Chamava-se Aída. De Verdi. Homenagem a mais popular ópera do autor e a gerações de sua família, composta de músicos e cantores talentosos. Ela mesma, a filha mais velha (já descontando o Laurindo, que se foi antes da hora, por conta de uma apendicite, com apenas dezesseis anos) do total de cinco irmãos artistas.

Sua mãe mesmo, que enviuvara quando o Aluísio tinha apenas três anos, dava aulas de piano durante todo o dia e tocava o instrumento à noite, nas sessões de cinema que, à época, ainda era mudo.

Desde muito cedo começou a trabalhar, por conta da morte do seu pai. E por ter herdado sua lindíssima voz, tornou-se a cantora mais popular da igreja e a professora de música mais disputada da cidade.

Casou-se com o Augusto, após ter ajudado sua mãe a criar os seus quatro irmãos. O marido foi um homem como quase todos os homens daquela época.

Teve três filhos. Amou-os acima de tudo. Teve sobrinhos, netos e bisnetos. Perdeu mãe, marido, todos os irmãos (ironicamente, segundo ela mesma, “a primogênita”) e também o seu filho mais velho.

E foi uma aconchegante tia-avó.

Contou-me tudo isso e outras inúmeras histórias. Mas lágrimas, vi em seus doces olhos apenas uma única vez...

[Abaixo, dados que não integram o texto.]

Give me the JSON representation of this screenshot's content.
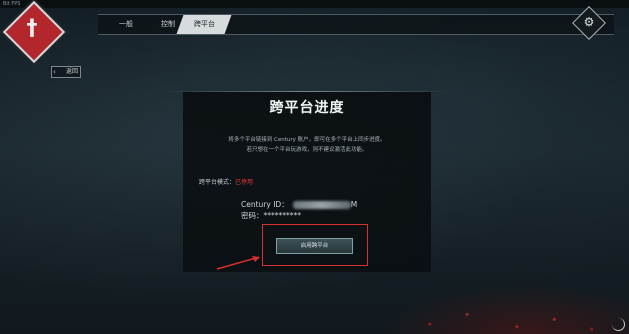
{
  "window": {
    "title": "Bit FPS"
  },
  "tabs": [
    {
      "label": "一般"
    },
    {
      "label": "控制"
    },
    {
      "label": "跨平台"
    }
  ],
  "back_label": "返回",
  "main": {
    "title": "跨平台进度",
    "desc_line1": "将多个平台链接到 Century 账户，即可在多个平台上同步进度。",
    "desc_line2": "若只想在一个平台玩游戏，则不建议激活此功能。",
    "mode_label": "跨平台模式：",
    "mode_value": "已停用",
    "century_id_label": "Century ID：",
    "century_id_suffix": "M",
    "password_label": "密码：",
    "password_value": "**********",
    "button_label": "启用跨平台"
  },
  "colors": {
    "accent_red": "#d9302f",
    "logo_red": "#b3262b"
  }
}
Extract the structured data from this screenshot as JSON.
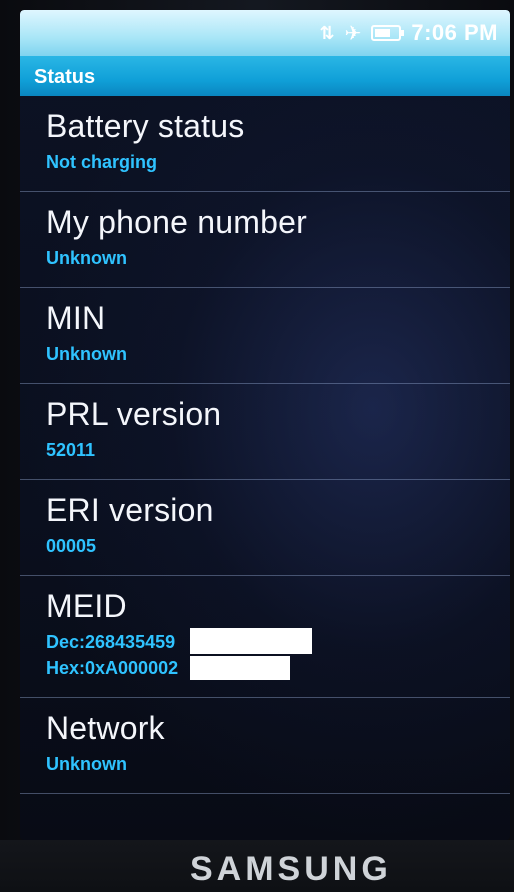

“Sabe querida, sempre gostei das plantas. E quando morava em São Leonardo, eu tinha um pé de buganvília. Era o mais bonito da cidade e ocupava quase todo o muro da frente da minha casa. Era da cor bordeaux, você sabe qual cor é essa? Minhas vizinhas morriam de inveja!
Um dia, briguei com meu marido. Quando cheguei em casa, o pé de buganvília estava cortado”. [Juliana]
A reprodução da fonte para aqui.